Tornando prepotentemente sugli effetti da Grand Guignol e sulla commistione di toni, qui più che altrove Tarantino proclama la serietà del (suo) cinema di genere. E fa un gran lavoro. Per costruire un nuovo e infallibile Chistoph Waltz – il pazzo più misurato della storia recente -, speculare a quello visto nel film precedente. Per trattare come merita l’ambiente del western, genere originario del cinema. Per arricchire ancora il suo postcitazionismo, con un assurdo dibattito sui cappucci da Ku Klux Klan così vicino alle idee dei Monty Python. Per mostrare ancora la sua vena più grottesca, quella che taglia corto con i convenevoli e le raffinatezze.
In mezzo a tutto questo, a un film che è una miniera d’immagini, idee e personaggi, il cuore di Django mostra qualcosa di terribilmente serio, con un coraggio che sarebbe davvero assurdo dare per scontato. La parte centrale del film, in questo senso perfettamente complementare a Bastardi Senza Gloria, è una terribile discesa nell’inferno dei lager, i possedimenti dei padroni che hanno pieno e sadico diritto di vita, morte e tortura sui propri schiavi. Una pagina della storia americana viene restituita al suo orrore, portata in diretta consonanza, per quel che riguarda la disumanità e la ferocia alle sue radici, con la follia nazista. Tarantino ha messo del western in molti dei suoi lavori, e col suo primo western cronologicamente e geograficamente inquadrato completa il suo film sull’ideologia nazista, su una violenza storicamente tanto grande da richiedere ancora un epilogo catartico, reso possibile solo dal diritto alla reinvenzione che il cinema rivendica sulla storia.

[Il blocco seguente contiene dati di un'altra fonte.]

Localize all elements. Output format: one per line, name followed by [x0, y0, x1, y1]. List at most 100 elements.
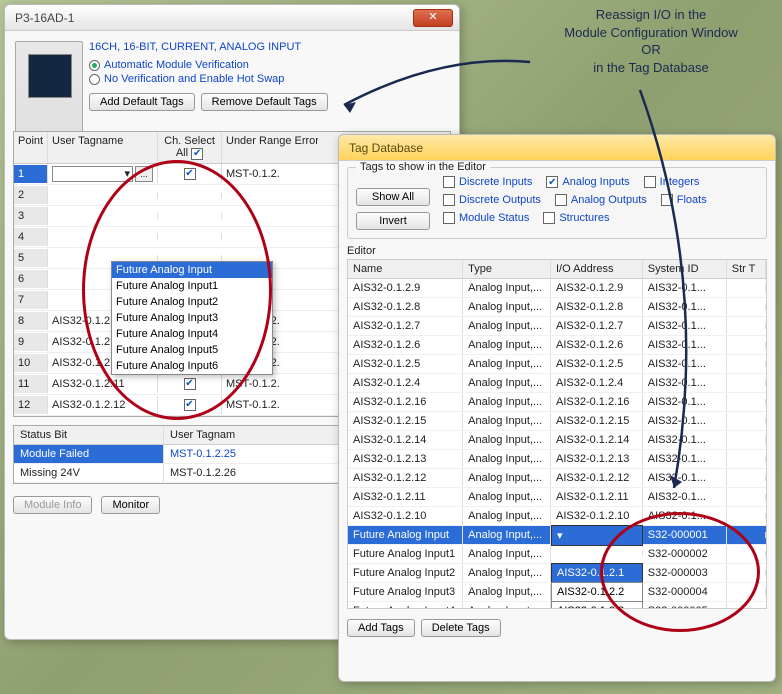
dropdown-item[interactable]: Future Analog Input5 — [112, 342, 272, 358]
underrange-cell[interactable] — [222, 255, 318, 261]
tagname-combo[interactable]: ▾ — [52, 166, 133, 182]
cell-ioaddress[interactable]: AIS32-0.1.2.4 — [551, 374, 643, 392]
editor-row[interactable]: AIS32-0.1.2.13Analog Input,...AIS32-0.1.… — [348, 450, 766, 469]
checkbox-icon[interactable] — [543, 212, 555, 224]
col-ioaddress[interactable]: I/O Address — [551, 260, 643, 278]
cell-ioaddress[interactable]: AIS32-0.1.2.1 — [551, 563, 643, 583]
tagname-dropdown[interactable]: Future Analog InputFuture Analog Input1F… — [111, 261, 273, 375]
checkbox-icon[interactable] — [184, 399, 196, 411]
editor-row[interactable]: AIS32-0.1.2.16Analog Input,...AIS32-0.1.… — [348, 393, 766, 412]
checkbox-icon[interactable] — [644, 176, 656, 188]
checkbox-icon[interactable] — [184, 168, 196, 180]
remove-default-tags-button[interactable]: Remove Default Tags — [201, 93, 328, 111]
filter-checkbox[interactable]: Structures — [543, 212, 609, 224]
col-statusbit[interactable]: Status Bit — [14, 426, 164, 444]
dropdown-item[interactable]: Future Analog Input1 — [112, 278, 272, 294]
filter-checkbox[interactable]: Discrete Inputs — [443, 176, 532, 188]
module-info-button[interactable]: Module Info — [13, 496, 92, 514]
cell-ioaddress[interactable]: AIS32-0.1.2.2 — [551, 582, 643, 602]
chselect-cell[interactable] — [158, 234, 222, 240]
editor-row[interactable]: AIS32-0.1.2.12Analog Input,...AIS32-0.1.… — [348, 469, 766, 488]
tagname-cell[interactable] — [48, 213, 158, 219]
col-point[interactable]: Point — [14, 132, 48, 163]
tagname-browse-button[interactable]: ... — [135, 166, 153, 182]
tagname-cell[interactable] — [48, 234, 158, 240]
col-type[interactable]: Type — [463, 260, 551, 278]
filter-checkbox[interactable]: Module Status — [443, 212, 529, 224]
editor-row[interactable]: AIS32-0.1.2.11Analog Input,...AIS32-0.1.… — [348, 488, 766, 507]
editor-row[interactable]: Future Analog Input1Analog Input,...S32-… — [348, 545, 766, 564]
cell-ioaddress[interactable]: AIS32-0.1.2.8 — [551, 298, 643, 316]
chselect-cell[interactable] — [158, 164, 222, 183]
filter-checkbox[interactable]: Analog Outputs — [555, 194, 647, 206]
cell-ioaddress[interactable]: AIS32-0.1.2.16 — [551, 393, 643, 411]
editor-row[interactable]: AIS32-0.1.2.4Analog Input,...AIS32-0.1.2… — [348, 374, 766, 393]
show-all-button[interactable]: Show All — [356, 188, 430, 206]
cell-ioaddress[interactable]: ▾ — [551, 525, 643, 546]
add-tags-button[interactable]: Add Tags — [347, 619, 415, 637]
underrange-cell[interactable]: MST-0.1.2. — [222, 396, 318, 414]
cell-ioaddress[interactable]: AIS32-0.1.2.11 — [551, 488, 643, 506]
checkbox-icon[interactable] — [555, 194, 567, 206]
cfg-titlebar[interactable]: P3-16AD-1 ✕ — [5, 5, 459, 31]
cell-ioaddress[interactable]: AIS32-0.1.2.14 — [551, 431, 643, 449]
tagname-cell[interactable]: ▾... — [48, 163, 158, 185]
checkbox-icon[interactable] — [443, 212, 455, 224]
editor-row[interactable]: AIS32-0.1.2.9Analog Input,...AIS32-0.1.2… — [348, 279, 766, 298]
chselect-cell[interactable] — [158, 374, 222, 393]
checkbox-icon[interactable] — [184, 378, 196, 390]
tagname-cell[interactable]: AIS32-0.1.2.11 — [48, 375, 158, 393]
editor-row[interactable]: Future Analog InputAnalog Input,... ▾S32… — [348, 526, 766, 545]
cell-ioaddress[interactable]: AIS32-0.1.2.6 — [551, 336, 643, 354]
editor-row[interactable]: Future Analog Input2Analog Input,...AIS3… — [348, 564, 766, 583]
underrange-cell[interactable]: MST-0.1.2. — [222, 375, 318, 393]
chselect-cell[interactable] — [158, 395, 222, 414]
close-icon[interactable]: ✕ — [413, 9, 453, 27]
cell-ioaddress[interactable]: AIS32-0.1.2.15 — [551, 412, 643, 430]
editor-row[interactable]: AIS32-0.1.2.8Analog Input,...AIS32-0.1.2… — [348, 298, 766, 317]
radio-no-verify[interactable]: No Verification and Enable Hot Swap — [89, 73, 451, 85]
cell-ioaddress[interactable]: AIS32-0.1.2.3 — [551, 601, 643, 609]
editor-row[interactable]: AIS32-0.1.2.15Analog Input,...AIS32-0.1.… — [348, 412, 766, 431]
dropdown-item[interactable]: Future Analog Input4 — [112, 326, 272, 342]
col-str[interactable]: Str T — [727, 260, 766, 278]
editor-row[interactable]: AIS32-0.1.2.5Analog Input,...AIS32-0.1.2… — [348, 355, 766, 374]
col-underrange[interactable]: Under Range Error — [222, 132, 318, 163]
db-titlebar[interactable]: Tag Database — [339, 135, 775, 161]
editor-row[interactable]: AIS32-0.1.2.14Analog Input,...AIS32-0.1.… — [348, 431, 766, 450]
cell-ioaddress[interactable] — [551, 551, 643, 557]
tagname-cell[interactable] — [48, 255, 158, 261]
dropdown-item[interactable]: Future Analog Input — [112, 262, 272, 278]
checkbox-icon[interactable] — [443, 194, 455, 206]
invert-button[interactable]: Invert — [356, 212, 430, 230]
radio-auto-verify[interactable]: Automatic Module Verification — [89, 59, 451, 71]
filter-checkbox[interactable]: Analog Inputs — [546, 176, 629, 188]
col-chselect[interactable]: Ch. SelectAll — [158, 132, 222, 163]
underrange-cell[interactable]: MST-0.1.2. — [222, 165, 318, 183]
chselect-cell[interactable] — [158, 192, 222, 198]
editor-row[interactable]: Future Analog Input3Analog Input,...AIS3… — [348, 583, 766, 602]
cell-ioaddress[interactable]: AIS32-0.1.2.7 — [551, 317, 643, 335]
add-default-tags-button[interactable]: Add Default Tags — [89, 93, 195, 111]
editor-row[interactable]: AIS32-0.1.2.6Analog Input,...AIS32-0.1.2… — [348, 336, 766, 355]
checkbox-icon[interactable] — [661, 194, 673, 206]
editor-row[interactable]: Future Analog Input4Analog Input,...AIS3… — [348, 602, 766, 609]
filter-checkbox[interactable]: Floats — [661, 194, 707, 206]
editor-grid[interactable]: AIS32-0.1.2.9Analog Input,...AIS32-0.1.2… — [347, 279, 767, 609]
checkbox-icon[interactable] — [546, 176, 558, 188]
cell-ioaddress[interactable]: AIS32-0.1.2.10 — [551, 507, 643, 525]
cell-ioaddress[interactable]: AIS32-0.1.2.12 — [551, 469, 643, 487]
cell-ioaddress[interactable]: AIS32-0.1.2.9 — [551, 279, 643, 297]
chselect-cell[interactable] — [158, 255, 222, 261]
filter-checkbox[interactable]: Discrete Outputs — [443, 194, 541, 206]
col-name[interactable]: Name — [348, 260, 463, 278]
col-tagname[interactable]: User Tagname — [48, 132, 158, 163]
underrange-cell[interactable] — [222, 192, 318, 198]
checkbox-all[interactable] — [191, 148, 203, 160]
monitor-button[interactable]: Monitor — [101, 496, 160, 514]
checkbox-icon[interactable] — [443, 176, 455, 188]
dropdown-item[interactable]: Future Analog Input6 — [112, 358, 272, 374]
delete-tags-button[interactable]: Delete Tags — [421, 619, 501, 637]
dropdown-item[interactable]: Future Analog Input2 — [112, 294, 272, 310]
cell-ioaddress[interactable]: AIS32-0.1.2.5 — [551, 355, 643, 373]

Ancora molto si dovrebbe dire: sulle ottime prove di tutti gli attori, oltre Waltz un mutato Samuel L. Jackson, un finalmente cattivo DiCaprio e naturalmente Jamie Foxx; sulla capacità di tenere sempre alta la tensione, qualsiasi sia il registro frequentato dal film; sull’uso delle musiche, come al solito libere, diverse ed essenziali quanto la scrittura e la regia; su come tutto questo, in definitiva, faccia di Django Unchained un film fortemente sbilanciato verso il capolavoro.